Webster created in the Duchess what Shakespeare never did, a tragic female protagonist (Juliet doesn’t act on her own, Cleopatra shares the world stage with Antony) who represents a challenge to social hierarchy and “natural” order:

  • As a woman she refuses to be subservient to men: she ignores her brothers’ command not to marry, and she takes the initiative to woo Antonio. A rich widow presented a special threat to male-dominated families, as she was now free to marry of her own choosing for love and to give the family wealth to another man.
  • As an individual she places her personal desires above the good of the state. In the Renaissance doctrine of the king’s two bodies, a ruler was considered to have both a public and private persona; when private self-interest rules, the state suffers (as seen in Richard II, or Marlowe’s Edward II). The 16th century cautionary work Mirror for Magistrates depicted the fate of historical rulers such as Julius Caesar who put private concerns before public. The Duchess also places her personal decisions over the authority of the church, being rather cavalier about official rites of marriage and holy pilgrimages; but note that she still believes in heaven.
  • As a free-spirited woman, she places passion above reason. Many male tragic heroes are known for their powers of reasoning and self-examination (Hamlet, Macbeth, Brutus). However, the common view of women was that their faculty for reasoning was weaker than in men, being more easily swayed by passion, and more easily deceived (as in the case of Eve), thus the need for male leadership in matters of family, church, and state. Truly, the Duchess does show herself a poor judge of character: she too quickly dismisses her brothers’ potential for evil (“time will easily scatter the tempest”), later she too easily trusts Bosola with her secret (III.ii). She disregards the opinion of the people (“let old wives report I winked”) and admits to be blinded by passion for her new husband.

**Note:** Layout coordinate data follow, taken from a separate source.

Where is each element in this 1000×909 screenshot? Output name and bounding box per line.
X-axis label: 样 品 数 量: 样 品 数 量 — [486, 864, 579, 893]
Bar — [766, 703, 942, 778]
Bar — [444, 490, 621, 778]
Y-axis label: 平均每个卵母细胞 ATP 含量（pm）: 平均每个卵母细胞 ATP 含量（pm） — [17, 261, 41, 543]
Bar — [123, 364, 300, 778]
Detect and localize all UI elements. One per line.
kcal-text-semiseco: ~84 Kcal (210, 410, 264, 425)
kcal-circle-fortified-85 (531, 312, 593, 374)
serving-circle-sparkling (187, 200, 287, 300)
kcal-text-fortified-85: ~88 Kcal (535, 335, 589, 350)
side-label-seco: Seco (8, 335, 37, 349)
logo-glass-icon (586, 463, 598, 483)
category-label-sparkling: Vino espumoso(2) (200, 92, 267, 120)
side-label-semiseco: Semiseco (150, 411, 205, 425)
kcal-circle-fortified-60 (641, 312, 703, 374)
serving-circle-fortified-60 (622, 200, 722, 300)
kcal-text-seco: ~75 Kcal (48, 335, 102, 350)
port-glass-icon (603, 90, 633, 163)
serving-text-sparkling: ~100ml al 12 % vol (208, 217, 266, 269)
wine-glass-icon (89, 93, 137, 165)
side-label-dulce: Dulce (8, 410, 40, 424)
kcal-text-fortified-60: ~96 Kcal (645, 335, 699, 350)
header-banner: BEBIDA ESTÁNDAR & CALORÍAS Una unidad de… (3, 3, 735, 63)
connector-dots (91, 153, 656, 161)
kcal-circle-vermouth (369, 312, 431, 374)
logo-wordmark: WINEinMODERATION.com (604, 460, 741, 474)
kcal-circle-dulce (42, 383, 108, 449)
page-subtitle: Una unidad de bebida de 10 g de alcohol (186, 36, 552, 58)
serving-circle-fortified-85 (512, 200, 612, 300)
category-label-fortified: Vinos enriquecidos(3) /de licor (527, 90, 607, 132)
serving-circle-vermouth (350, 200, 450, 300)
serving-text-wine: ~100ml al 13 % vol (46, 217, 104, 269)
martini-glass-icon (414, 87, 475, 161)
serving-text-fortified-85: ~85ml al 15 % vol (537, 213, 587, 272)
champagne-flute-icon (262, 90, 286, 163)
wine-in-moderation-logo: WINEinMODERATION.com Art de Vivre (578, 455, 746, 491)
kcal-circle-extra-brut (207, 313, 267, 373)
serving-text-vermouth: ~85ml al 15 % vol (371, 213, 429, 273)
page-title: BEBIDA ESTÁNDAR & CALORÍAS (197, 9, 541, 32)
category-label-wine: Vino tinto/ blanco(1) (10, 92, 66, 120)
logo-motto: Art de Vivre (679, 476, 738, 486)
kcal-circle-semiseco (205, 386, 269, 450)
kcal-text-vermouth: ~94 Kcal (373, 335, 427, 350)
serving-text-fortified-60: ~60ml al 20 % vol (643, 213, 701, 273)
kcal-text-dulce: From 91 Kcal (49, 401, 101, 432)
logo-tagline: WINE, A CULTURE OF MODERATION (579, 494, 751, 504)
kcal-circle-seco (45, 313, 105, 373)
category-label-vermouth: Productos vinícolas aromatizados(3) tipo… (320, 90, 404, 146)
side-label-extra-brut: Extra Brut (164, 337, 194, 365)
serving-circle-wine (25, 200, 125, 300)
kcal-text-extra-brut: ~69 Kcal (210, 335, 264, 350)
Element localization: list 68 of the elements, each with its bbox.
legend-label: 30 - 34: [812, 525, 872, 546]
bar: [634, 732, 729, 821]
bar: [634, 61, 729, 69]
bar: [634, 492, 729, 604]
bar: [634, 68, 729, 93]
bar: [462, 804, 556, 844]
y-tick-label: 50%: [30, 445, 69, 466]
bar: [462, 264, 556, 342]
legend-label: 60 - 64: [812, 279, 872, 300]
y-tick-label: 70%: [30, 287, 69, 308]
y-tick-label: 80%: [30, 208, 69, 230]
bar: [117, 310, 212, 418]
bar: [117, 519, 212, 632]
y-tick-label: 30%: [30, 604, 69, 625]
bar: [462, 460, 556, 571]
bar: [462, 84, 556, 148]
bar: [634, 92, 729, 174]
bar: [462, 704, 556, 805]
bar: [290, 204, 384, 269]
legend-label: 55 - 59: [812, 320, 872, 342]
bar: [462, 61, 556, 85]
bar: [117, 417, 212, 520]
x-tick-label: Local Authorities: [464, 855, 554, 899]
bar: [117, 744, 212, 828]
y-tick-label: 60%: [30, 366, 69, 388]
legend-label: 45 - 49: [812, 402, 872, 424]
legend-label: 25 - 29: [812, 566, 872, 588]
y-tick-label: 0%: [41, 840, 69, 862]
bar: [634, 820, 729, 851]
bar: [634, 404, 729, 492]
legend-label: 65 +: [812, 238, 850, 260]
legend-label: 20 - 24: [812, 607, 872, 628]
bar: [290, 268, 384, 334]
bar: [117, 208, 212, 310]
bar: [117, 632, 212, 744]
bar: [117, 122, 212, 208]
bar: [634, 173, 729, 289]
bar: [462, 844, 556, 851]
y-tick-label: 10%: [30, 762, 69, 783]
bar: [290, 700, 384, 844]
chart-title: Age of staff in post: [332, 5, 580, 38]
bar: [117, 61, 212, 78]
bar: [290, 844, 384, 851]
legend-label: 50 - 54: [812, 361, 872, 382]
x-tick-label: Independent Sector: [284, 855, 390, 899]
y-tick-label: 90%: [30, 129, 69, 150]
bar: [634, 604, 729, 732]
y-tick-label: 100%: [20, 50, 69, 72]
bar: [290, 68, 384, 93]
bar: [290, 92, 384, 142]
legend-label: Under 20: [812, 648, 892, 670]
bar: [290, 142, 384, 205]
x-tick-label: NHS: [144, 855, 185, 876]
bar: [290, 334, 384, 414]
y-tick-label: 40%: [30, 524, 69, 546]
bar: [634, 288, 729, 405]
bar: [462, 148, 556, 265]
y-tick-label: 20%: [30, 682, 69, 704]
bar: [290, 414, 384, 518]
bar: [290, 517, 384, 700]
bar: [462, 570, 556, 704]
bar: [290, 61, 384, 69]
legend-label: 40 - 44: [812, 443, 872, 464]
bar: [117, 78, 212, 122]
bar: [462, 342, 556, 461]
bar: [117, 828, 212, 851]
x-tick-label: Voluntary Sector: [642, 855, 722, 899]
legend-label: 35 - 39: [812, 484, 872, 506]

“An increased interest in female protagonists in drama of the Jacobean era can be correlated with nostalgia for the reign of Elizabeth I and values she had posthumously come to represent” (Leah Marcus, ed. Duchess of Malfi, 2009, 11).

PRODUCTION NOTES:

In the play’s original production at the Globe and the Blackfriars, the part of Ferdinand was played by Richard Burbage, the principal actor of the King’s Men who also first played the roles of Hamlet, Othello, Richard III, and King Lear.